Theory

Reformulation

Right now we have two problems, it is a maximalisation problem and the weights might not be non-negative.

Let

$$L = \sum_{v \in V} f(v) + b(v).$$

Then we can reformulate

$$\begin{align*}w(F,B) & = \sum_{v \in F} f(v) + \sum_{u \in B} b(u) - \sum_{(v,u) \in cut(F,B)} p(u,v)\\ & = L - \sum_{u \in B} f(u) - \sum_{v \in F} b(v) - \sum_{(v,u) \in cut(F,B)} p(u,v)\end{align*}$$

Therefore to maximise $w(F,B)$ we could instead minimise

$$w'(F,B) = \sum_{u \in B} f(u) + \sum_{v \in F} b(v) + \sum_{(v,u) \in cut(F,B)} p(u,v).$$

New problem

Making a flow network

Define directed graph $G' = (V', E')$ where $V' = V \cup \{s,t\}$ and

$$E' = \{ (u,v), (v,u), (s,x), (x,t) \vert (u,v) \in E, x \in V \}.$$

Where we define capacity

$$c(u,v) = \begin{cases} p(u,v) & \mbox{if } (u,v) \in E\\ f(v) & \mbox{if } u = s\\ b(u) & \mbox{if } v = t\\ \end{cases}.$$

To give flow network $(G', c, s, t)$.

Note a min st-cut of this graph relates to a solution to the altered problem.

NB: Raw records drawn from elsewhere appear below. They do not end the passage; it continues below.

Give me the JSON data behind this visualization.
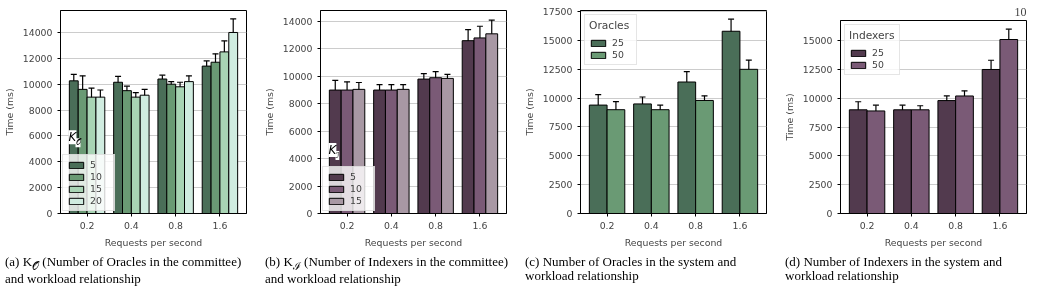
{
  "chart_data": [
    {
      "type": "bar",
      "categories": [
        "0.2",
        "0.4",
        "0.8",
        "1.6"
      ],
      "xlabel": "Requests per second",
      "ylabel": "Time (ms)",
      "legend_title": "K$_{𝒪}$",
      "legend": "bottom left",
      "grid": "y",
      "ylim": [
        0,
        15700
      ],
      "yticks": [
        0,
        2000,
        4000,
        6000,
        8000,
        10000,
        12000,
        14000
      ],
      "series": [
        {
          "name": "5",
          "color": "#4a6e58",
          "values": [
            10260,
            10150,
            10400,
            11400
          ],
          "errors": [
            500,
            450,
            300,
            400
          ]
        },
        {
          "name": "10",
          "color": "#6a9a74",
          "values": [
            9600,
            9500,
            10000,
            11700
          ],
          "errors": [
            1050,
            350,
            200,
            650
          ]
        },
        {
          "name": "15",
          "color": "#a8d4b4",
          "values": [
            9000,
            9000,
            9800,
            12500
          ],
          "errors": [
            700,
            350,
            350,
            850
          ]
        },
        {
          "name": "20",
          "color": "#d0ece0",
          "values": [
            9000,
            9150,
            10200,
            14000
          ],
          "errors": [
            550,
            450,
            450,
            1050
          ]
        }
      ],
      "annotations": [
        "(a) K$_{𝒪}$ (Number of Oracles in the committee) and workload relationship"
      ]
    },
    {
      "type": "bar",
      "categories": [
        "0.2",
        "0.4",
        "0.8",
        "1.6"
      ],
      "xlabel": "Requests per second",
      "ylabel": "Time (ms)",
      "legend_title": "K$_{ℐ}$",
      "legend": "bottom left",
      "grid": "y",
      "ylim": [
        0,
        14800
      ],
      "yticks": [
        0,
        2000,
        4000,
        6000,
        8000,
        10000,
        12000,
        14000
      ],
      "series": [
        {
          "name": "5",
          "color": "#523a4e",
          "values": [
            9000,
            9000,
            9800,
            12600
          ],
          "errors": [
            700,
            400,
            400,
            800
          ]
        },
        {
          "name": "10",
          "color": "#7a5a76",
          "values": [
            9000,
            9000,
            9900,
            12800
          ],
          "errors": [
            600,
            400,
            450,
            850
          ]
        },
        {
          "name": "15",
          "color": "#a898a4",
          "values": [
            9050,
            9050,
            9850,
            13100
          ],
          "errors": [
            500,
            350,
            300,
            1000
          ]
        }
      ],
      "annotations": [
        "(b) K$_{ℐ}$ (Number of Indexers in the committee) and workload relationship"
      ]
    },
    {
      "type": "bar",
      "categories": [
        "0.2",
        "0.4",
        "0.8",
        "1.6"
      ],
      "xlabel": "Requests per second",
      "ylabel": "Time (ms)",
      "legend_title": "Oracles",
      "legend": "top left",
      "grid": "y",
      "ylim": [
        0,
        17600
      ],
      "yticks": [
        0,
        2500,
        5000,
        7500,
        10000,
        12500,
        15000,
        17500
      ],
      "series": [
        {
          "name": "25",
          "color": "#4a6e58",
          "values": [
            9400,
            9500,
            11400,
            15800
          ],
          "errors": [
            900,
            600,
            900,
            1050
          ]
        },
        {
          "name": "50",
          "color": "#6a9a74",
          "values": [
            9000,
            9000,
            9800,
            12500
          ],
          "errors": [
            700,
            400,
            400,
            800
          ]
        }
      ],
      "annotations": [
        "(c) Number of Oracles in the system and workload relationship"
      ]
    },
    {
      "type": "bar",
      "categories": [
        "0.2",
        "0.4",
        "0.8",
        "1.6"
      ],
      "xlabel": "Requests per second",
      "ylabel": "Time (ms)",
      "legend_title": "Indexers",
      "legend": "top left",
      "grid": "y",
      "ylim": [
        0,
        16750
      ],
      "yticks": [
        0,
        2500,
        5000,
        7500,
        10000,
        12500,
        15000
      ],
      "series": [
        {
          "name": "25",
          "color": "#523a4e",
          "values": [
            9000,
            9000,
            9800,
            12500
          ],
          "errors": [
            700,
            400,
            400,
            800
          ]
        },
        {
          "name": "50",
          "color": "#7a5a76",
          "values": [
            8900,
            9000,
            10200,
            15100
          ],
          "errors": [
            500,
            350,
            450,
            900
          ]
        }
      ],
      "annotations": [
        "(d) Number of Indexers in the system and workload relationship",
        "10"
      ]
    }
  ]
}
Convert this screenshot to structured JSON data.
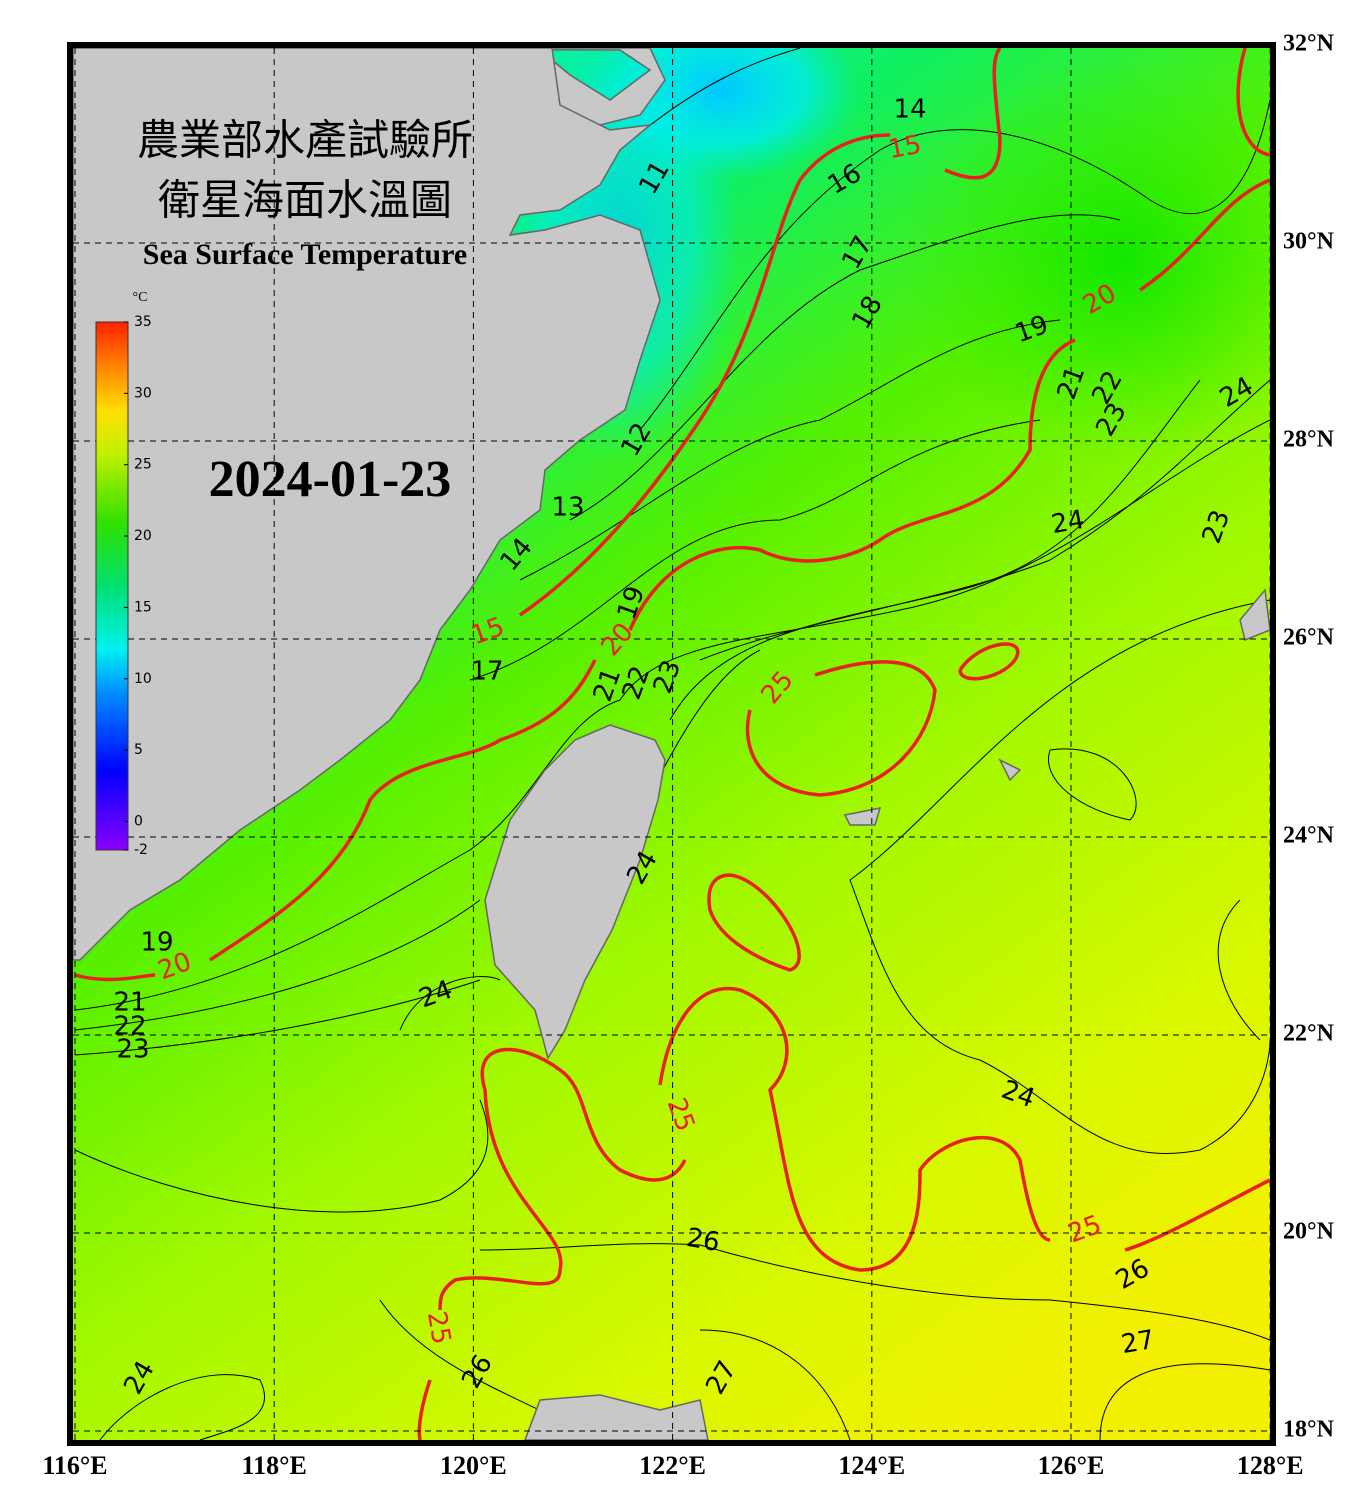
{
  "map": {
    "title": "農業部水產試驗所",
    "subtitle": "衛星海面水溫圖",
    "english_title": "Sea Surface Temperature",
    "date": "2024-01-23",
    "lon_ticks": [
      {
        "value": 116,
        "label": "116°E"
      },
      {
        "value": 118,
        "label": "118°E"
      },
      {
        "value": 120,
        "label": "120°E"
      },
      {
        "value": 122,
        "label": "122°E"
      },
      {
        "value": 124,
        "label": "124°E"
      },
      {
        "value": 126,
        "label": "126°E"
      },
      {
        "value": 128,
        "label": "128°E"
      }
    ],
    "lat_ticks": [
      {
        "value": 32,
        "label": "32°N"
      },
      {
        "value": 30,
        "label": "30°N"
      },
      {
        "value": 28,
        "label": "28°N"
      },
      {
        "value": 26,
        "label": "26°N"
      },
      {
        "value": 24,
        "label": "24°N"
      },
      {
        "value": 22,
        "label": "22°N"
      },
      {
        "value": 20,
        "label": "20°N"
      },
      {
        "value": 18,
        "label": "18°N"
      }
    ],
    "colorbar": {
      "unit": "°C",
      "range": [
        -2,
        35
      ],
      "ticks": [
        -2,
        0,
        5,
        10,
        15,
        20,
        25,
        30,
        35
      ]
    },
    "contour_labels": [
      14,
      15,
      11,
      16,
      17,
      18,
      19,
      20,
      21,
      22,
      23,
      24,
      12,
      13,
      24,
      23,
      14,
      15,
      19,
      20,
      17,
      21,
      22,
      23,
      25,
      24,
      19,
      20,
      21,
      22,
      23,
      24,
      25,
      24,
      25,
      26,
      26,
      25,
      27,
      26,
      27,
      24
    ]
  }
}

The solution is some cut $(F \cup \{s\}, B \cup \{t\})$ with minimum capacity:

$$\begin{align*} capacity(F \cup \{s\}, B \cup \{t\}) & = \sum_{\substack{(v,w) \in E'\\ v \in F \cup \{s\}, w \in B \cup \{t\}}} c(v,w)\\ & = \sum_{u \in B} c(s, u) + \sum_{v \in F} c(v,t) + \sum_{\substack{(v,w) \in E\\ v \in F, w \in B}} c(v,w)\\ & = \sum_{u \in B} f(u) + \sum_{v \in F} b(v) + \sum_{\substack{(v,w) \in E\\ v \in F, w \in B}} p(v,w)\\ & = w'(F,B). \end{align*}$$

Pseudo code

Image_segmentation(G,f,b,p):
	Input: Image segmentation problem defined by G, f, b, p.
	Output: Maximum value image segmentation.
1. Define flow network (G', c, s, t) as above.
2. Solve the flow network problem F U {s}, B U {t}
3. return F, b.

Runtime

Defining the graph takes at most $O(\vert V \vert + \vert E \vert)$ so the algorithm is dominated by the solution to your flow network problem.